La situation est tendue depuis des semaines entre les salariés de l'ADAPEI et la direction.

Tout est parti de l'IME de Saint Jean du Falga comme le rappelle Bruno Douarche, délégué syndical CGT, qui dénonce le climat délétère qui règne dans les équipes de management, les tentatives d'intimidation et l'audit mené par l'ARS.

Face à ce manque de dialogue, près de deux cents salariés ont manifesté jeudi dernier symboliquement devant l'IME de St Jean promettant de s'inviter au prochain CA afin de rencontrer les administrateurs et de les informer des dysfonctionnements qui règnent dans l’association.

Mercredi soir à 19h ils se sont retrouvés devant le siège de Pamiers, boulevard Alsace Lorraine.

«Les lignes n'ont pas bougé depuis la semaine dernière c'est le management par la peur»
«Concernant les négociations annuelles obligatoires (les fameuses NAO), nous avons reçu un PV de désaccord aujourd'hui même, nous ne le signerons pas! Des résidents ne pourront plus partir en vacances, le Pyrando, activité estivale qui existe depuis 33 ans permettant de relier le Pays Basque à la côte méditerranéenne à pied et à vélo, est voué à disparaître.

Cela signifie que du jour au lendemain les résidents les plus précaires en seront privés sous prétexte que l’on va à l’encontre du code du travail
»

Concernant la précarité du travail à l'ADAPEI, les représentants syndicaux dénoncent la règle des 18 mois: «nous demandons de mettre fin à cette règle absurde qui entretient la précarité de l’emploi»

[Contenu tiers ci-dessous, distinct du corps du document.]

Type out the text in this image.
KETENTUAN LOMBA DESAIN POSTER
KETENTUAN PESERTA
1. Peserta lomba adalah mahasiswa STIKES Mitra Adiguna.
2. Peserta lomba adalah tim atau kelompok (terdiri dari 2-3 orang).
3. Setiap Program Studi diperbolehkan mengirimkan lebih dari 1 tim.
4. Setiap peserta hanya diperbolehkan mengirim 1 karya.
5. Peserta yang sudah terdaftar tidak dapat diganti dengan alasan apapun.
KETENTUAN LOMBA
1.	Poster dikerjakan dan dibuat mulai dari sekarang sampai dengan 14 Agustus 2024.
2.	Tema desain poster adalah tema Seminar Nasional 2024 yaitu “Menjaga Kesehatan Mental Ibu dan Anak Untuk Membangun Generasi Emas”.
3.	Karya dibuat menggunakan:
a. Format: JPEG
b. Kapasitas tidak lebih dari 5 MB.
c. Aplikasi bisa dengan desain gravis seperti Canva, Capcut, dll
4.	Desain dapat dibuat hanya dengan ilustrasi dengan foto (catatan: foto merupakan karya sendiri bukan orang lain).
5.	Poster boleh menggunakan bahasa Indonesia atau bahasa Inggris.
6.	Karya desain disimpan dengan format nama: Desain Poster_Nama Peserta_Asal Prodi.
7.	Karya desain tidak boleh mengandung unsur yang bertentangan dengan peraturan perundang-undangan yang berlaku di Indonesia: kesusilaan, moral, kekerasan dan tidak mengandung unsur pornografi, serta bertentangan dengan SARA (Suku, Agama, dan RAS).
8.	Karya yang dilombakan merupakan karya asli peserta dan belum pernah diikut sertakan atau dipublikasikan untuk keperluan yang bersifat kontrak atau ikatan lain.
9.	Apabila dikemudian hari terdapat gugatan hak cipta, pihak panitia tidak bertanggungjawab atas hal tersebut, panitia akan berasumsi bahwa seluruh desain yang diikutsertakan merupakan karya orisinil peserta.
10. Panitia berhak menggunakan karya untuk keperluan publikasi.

Bruno Douarche reconnaît qu’ il y a «des tensions vis à vis du Conseil d’Administration, que ce soit avec la politique menée par la direction et ce rapprochement tenté avec l'ADAPEI 65, cela à déjà été réalisé sous la forme d’une fusion (l'AGAPEI) pour les départements de la Haute-Garonne, du Gers et du Tarn, une idée instaurée par l'ancien directeur de l'ARS Xavier Chastel, visant à diminuer le nombre d'associations et à réaliser d’importantes économies»

Quant à l'audit du Conseil général, «nous avons entendu parler de SCIC, cela nous paraît dangereux pour l'ADAPEI qui rentrerait dans le secteur marchand, une évolution dommageable pour les parents qui en seraient écartés»

Une délégation d'une dizaine de personnes avait décidé de s'inviter à la réunion, au final ce sont tous les salariés présents qui se sont joints au groupe.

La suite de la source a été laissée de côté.